The following uses iterator blocks, and therefore uses deferred loading. Other solutions have you loading the entire file into memory before being able to iterate over the words.

static IEnumerable<string> GetWords(string path){  

    foreach (var line in File.ReadLines(path)){
        foreach (var word in line.Split(null)){
            yield return word;
        }
    }
}

(Split(null) automatically removes whitespace)

Use it like this:

foreach (var word in GetWords(@"text.txt")){
    Console.WriteLine(word);
}

Works with standard Linq funness too:

GetWords(@"text.txt").Take(25);
GetWords(@"text.txt").Where(w => w.Length > 3)

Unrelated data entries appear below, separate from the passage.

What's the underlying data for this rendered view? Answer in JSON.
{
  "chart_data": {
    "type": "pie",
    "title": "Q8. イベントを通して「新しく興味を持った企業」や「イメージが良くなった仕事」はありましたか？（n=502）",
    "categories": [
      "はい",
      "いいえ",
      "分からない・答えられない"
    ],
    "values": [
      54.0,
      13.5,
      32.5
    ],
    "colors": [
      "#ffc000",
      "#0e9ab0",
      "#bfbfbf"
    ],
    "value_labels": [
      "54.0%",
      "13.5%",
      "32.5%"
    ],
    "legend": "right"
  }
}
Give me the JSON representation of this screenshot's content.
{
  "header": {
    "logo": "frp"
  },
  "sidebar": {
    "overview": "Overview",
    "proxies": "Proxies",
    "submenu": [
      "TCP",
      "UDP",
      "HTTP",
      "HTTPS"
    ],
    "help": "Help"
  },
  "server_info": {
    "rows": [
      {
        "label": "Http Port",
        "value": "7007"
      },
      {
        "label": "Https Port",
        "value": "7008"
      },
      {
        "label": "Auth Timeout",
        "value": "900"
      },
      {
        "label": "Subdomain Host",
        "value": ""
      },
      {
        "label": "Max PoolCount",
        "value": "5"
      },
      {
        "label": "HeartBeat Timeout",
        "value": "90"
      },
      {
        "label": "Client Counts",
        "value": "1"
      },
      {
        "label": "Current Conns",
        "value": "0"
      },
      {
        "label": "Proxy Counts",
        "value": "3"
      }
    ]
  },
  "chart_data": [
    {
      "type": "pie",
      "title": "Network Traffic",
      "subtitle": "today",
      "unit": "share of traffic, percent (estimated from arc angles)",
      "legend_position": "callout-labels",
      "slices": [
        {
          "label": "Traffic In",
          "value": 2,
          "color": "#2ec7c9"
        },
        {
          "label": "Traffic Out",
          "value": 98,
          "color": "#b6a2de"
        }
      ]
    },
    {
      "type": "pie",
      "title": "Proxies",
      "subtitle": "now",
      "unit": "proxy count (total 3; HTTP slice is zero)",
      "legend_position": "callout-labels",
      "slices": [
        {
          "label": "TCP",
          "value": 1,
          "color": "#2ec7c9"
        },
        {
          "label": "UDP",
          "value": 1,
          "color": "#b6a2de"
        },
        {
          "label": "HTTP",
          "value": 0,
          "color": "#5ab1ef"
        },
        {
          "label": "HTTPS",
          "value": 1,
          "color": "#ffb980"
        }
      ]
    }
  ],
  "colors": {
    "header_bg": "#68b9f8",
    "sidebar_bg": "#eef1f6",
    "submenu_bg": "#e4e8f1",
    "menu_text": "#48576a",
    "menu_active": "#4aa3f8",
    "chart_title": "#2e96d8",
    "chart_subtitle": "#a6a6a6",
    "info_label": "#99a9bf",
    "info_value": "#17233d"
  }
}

Of course error handling etc. left out for sake of learning.

Community
  • 1
  • 1
TinyTimZamboni
  • 5,275
  • 3
  • 28
  • 24
0
string content = File.ReadAllText("Text.txt");

var words = from word in content.Split(WhiteSpace, StringSplitOptions.RemoveEmptyEntries) 

select word;

You will need to define the array of whitespace chars with your own values like so:

List<char> WhiteSpace = { Environment.NewLine, ' ' , '\t'};

This code assumes that panctuation is a part of the word (like a comma).

Neowizard
  • 2,981
  • 1
  • 21
  • 39
0

It's probably better to read all the text using ReadAllText() then use regular expressions to get the words. Using the space character as a delimiter can cause some troubles as it will also retrieve punctuation (commas, dots .. etc). For example:

Regex re = new Regex("[a-zA-Z0-9_-]+", RegexOptions.Compiled); // You'll need to change the RE to fit your needs
Match m = re.Match(text);
while (m.Success)
{
    string word = m.Groups[1].Value;

    // do your processing here

    m = m.NextMatch();
}
Waleed Eissa
  • 10,283
  • 16
  • 60
  • 82
-1

You could write content.ToList().ForEach(p => p.Split(' ').ToList().ForEach(Console.WriteLine)) but that's not a lot of linq.